Guy Arnold investigates the ‘American disease’ at the heart of Whitehall, which, he argues, has tied British policies too closely to those of Washington. The ‘special relationship’ became a Foreign Office priority and gave Britain the illusion of power it no longer enjoyed. As Churchill put it acidly, ‘the British and the Americans were stuck with each other — a junior partner and a senior partner respectively’. For the Americans it provided a way of keeping Britain ‘on side’ but in return Washington accelerated Britain’s imperial decline.

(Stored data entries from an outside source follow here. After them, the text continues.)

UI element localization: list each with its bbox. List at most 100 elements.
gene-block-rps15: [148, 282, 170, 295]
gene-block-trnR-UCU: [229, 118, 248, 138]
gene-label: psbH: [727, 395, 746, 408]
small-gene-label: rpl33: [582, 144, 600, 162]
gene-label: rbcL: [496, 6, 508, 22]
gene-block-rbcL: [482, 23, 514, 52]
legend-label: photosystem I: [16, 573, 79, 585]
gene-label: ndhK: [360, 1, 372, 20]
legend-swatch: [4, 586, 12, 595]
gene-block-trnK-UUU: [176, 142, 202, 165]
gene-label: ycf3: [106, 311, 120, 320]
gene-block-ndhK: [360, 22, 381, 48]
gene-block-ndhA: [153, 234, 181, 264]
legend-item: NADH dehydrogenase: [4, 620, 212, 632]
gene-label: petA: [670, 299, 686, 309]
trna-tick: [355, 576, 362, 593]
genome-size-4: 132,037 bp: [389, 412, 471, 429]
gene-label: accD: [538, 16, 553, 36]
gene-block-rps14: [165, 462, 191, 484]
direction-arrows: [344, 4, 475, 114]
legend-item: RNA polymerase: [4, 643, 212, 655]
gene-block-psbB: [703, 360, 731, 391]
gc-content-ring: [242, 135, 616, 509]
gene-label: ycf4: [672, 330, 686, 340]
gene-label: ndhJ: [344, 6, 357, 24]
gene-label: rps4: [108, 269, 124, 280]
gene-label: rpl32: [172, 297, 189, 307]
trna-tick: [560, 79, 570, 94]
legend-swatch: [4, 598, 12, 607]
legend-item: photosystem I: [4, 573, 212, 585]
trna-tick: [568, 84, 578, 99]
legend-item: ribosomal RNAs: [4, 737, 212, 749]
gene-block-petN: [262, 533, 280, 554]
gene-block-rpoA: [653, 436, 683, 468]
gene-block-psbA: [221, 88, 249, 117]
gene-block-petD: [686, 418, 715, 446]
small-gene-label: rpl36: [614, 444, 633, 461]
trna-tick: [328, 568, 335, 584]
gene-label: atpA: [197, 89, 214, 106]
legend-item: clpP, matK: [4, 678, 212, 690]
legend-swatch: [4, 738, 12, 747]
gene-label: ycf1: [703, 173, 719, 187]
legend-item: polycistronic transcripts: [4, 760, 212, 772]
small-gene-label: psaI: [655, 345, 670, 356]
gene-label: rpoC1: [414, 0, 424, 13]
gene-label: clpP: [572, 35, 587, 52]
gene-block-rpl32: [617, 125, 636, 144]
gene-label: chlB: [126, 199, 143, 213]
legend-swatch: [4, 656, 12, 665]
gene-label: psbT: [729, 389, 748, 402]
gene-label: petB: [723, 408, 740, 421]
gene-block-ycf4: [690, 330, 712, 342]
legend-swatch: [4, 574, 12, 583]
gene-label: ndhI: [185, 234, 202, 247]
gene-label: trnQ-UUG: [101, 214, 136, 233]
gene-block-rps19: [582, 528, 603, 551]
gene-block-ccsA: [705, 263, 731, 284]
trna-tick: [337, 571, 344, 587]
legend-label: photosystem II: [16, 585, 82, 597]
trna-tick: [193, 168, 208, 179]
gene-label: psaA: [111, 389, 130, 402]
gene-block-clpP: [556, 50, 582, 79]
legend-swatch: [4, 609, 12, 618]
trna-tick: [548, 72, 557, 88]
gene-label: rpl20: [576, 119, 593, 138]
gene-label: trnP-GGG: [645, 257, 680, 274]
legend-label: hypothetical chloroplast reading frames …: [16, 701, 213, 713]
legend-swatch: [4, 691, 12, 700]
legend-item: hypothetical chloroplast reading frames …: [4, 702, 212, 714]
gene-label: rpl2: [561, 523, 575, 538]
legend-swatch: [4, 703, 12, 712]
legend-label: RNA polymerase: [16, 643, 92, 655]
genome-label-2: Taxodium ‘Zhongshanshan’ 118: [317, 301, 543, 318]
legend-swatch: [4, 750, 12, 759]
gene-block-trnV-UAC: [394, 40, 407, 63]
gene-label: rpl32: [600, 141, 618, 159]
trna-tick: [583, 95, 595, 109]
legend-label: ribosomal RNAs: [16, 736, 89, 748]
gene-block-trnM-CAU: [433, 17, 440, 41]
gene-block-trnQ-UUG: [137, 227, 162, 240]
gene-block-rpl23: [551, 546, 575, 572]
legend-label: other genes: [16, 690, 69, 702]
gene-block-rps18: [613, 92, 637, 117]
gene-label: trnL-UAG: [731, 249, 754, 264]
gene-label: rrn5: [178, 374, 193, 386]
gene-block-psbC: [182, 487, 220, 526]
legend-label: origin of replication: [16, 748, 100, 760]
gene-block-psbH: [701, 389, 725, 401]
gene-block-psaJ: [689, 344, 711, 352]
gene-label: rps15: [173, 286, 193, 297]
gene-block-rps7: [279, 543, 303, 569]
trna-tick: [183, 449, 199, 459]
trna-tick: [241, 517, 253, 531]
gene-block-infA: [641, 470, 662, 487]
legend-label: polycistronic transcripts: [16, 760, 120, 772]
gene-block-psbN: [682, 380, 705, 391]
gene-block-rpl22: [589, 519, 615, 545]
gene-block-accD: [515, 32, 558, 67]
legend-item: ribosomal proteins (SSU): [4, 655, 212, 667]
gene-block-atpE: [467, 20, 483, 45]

The Americans always saw Britain in Europe as a Trojan Horse to safeguard their interests and as a military outpost for their global ambitions. They derided or ignored the ‘special relationship’, even in their dealings with Thatcher and Blair, and latterly the Foreign Office has failed to convince President Obama of its unique importance.
Reviews
‘In this provocative little polemic […] the case Arnold makes is one that every British government in modern times has recoiled from answering with the seriousness it deserves. …A robust study.’ — Max Hastings, The Sunday Times
‘While the perceived loss of British sovereignty in the European Union creates violent debate, an unacknowledged transfer of power across the Atlantic is overlooked in silence. Guy Arnold meticulously unpicks an unequal “special relationship” for which the political establishment offers no referendum.’ — Richard Bourne, Senior Research Fellow, Institute of Commonwealth Studies and Secretary, Ramphal Institute, London
‘The message of Guy Arnold’s new book is that the world stands on the brink of a totally new political order. Nothing less. After lingering decades beyond its time the Anglo-American partnership, he says, must be forgotten. Arnold skilfully weaves his way through the complex relationships between today’s big powers to the point where China is coming centre stage and India is not far behind.’ — Derek Ingram, journalist and Commonwealth expert
‘Guy Arnold amazes me, as a fellow author, by the range of books he undertakes. From cheery critiques of boys’ historical adventure novels, he wades into modern day controversy — immigration, for instance — and brings fresh light into the complexities of post-colonial Africa. Now he examines a building-block of this last century usually ignored or dismissed: the special relationship that Churchill and Roosevelt forged between Britain and the United States. Not a club like Europe, nor an association based mostly on history or language, like the Commonwealth, what’s its magic? Will the strains over Syria and Iraq damage it (as Suez did), the new magnetism of China or Brazil tug it apart? As usual, this prolific author and lecturer produces his own lively views.’ — Clyde Sanger, long-time journalist and international affairs expert
‘[T]his history of efforts by postwar British leaders to offset their country’s decline by cozying up to the United States is quite readable, policy relevant, and … provocative.’ — Foreign Affairs
Author(s)
Guy Arnold is a freelance writer specialising in international affairs with particular emphasis on Africa, and the author of some fifty books, including Africa: A Modern History 1960-2005.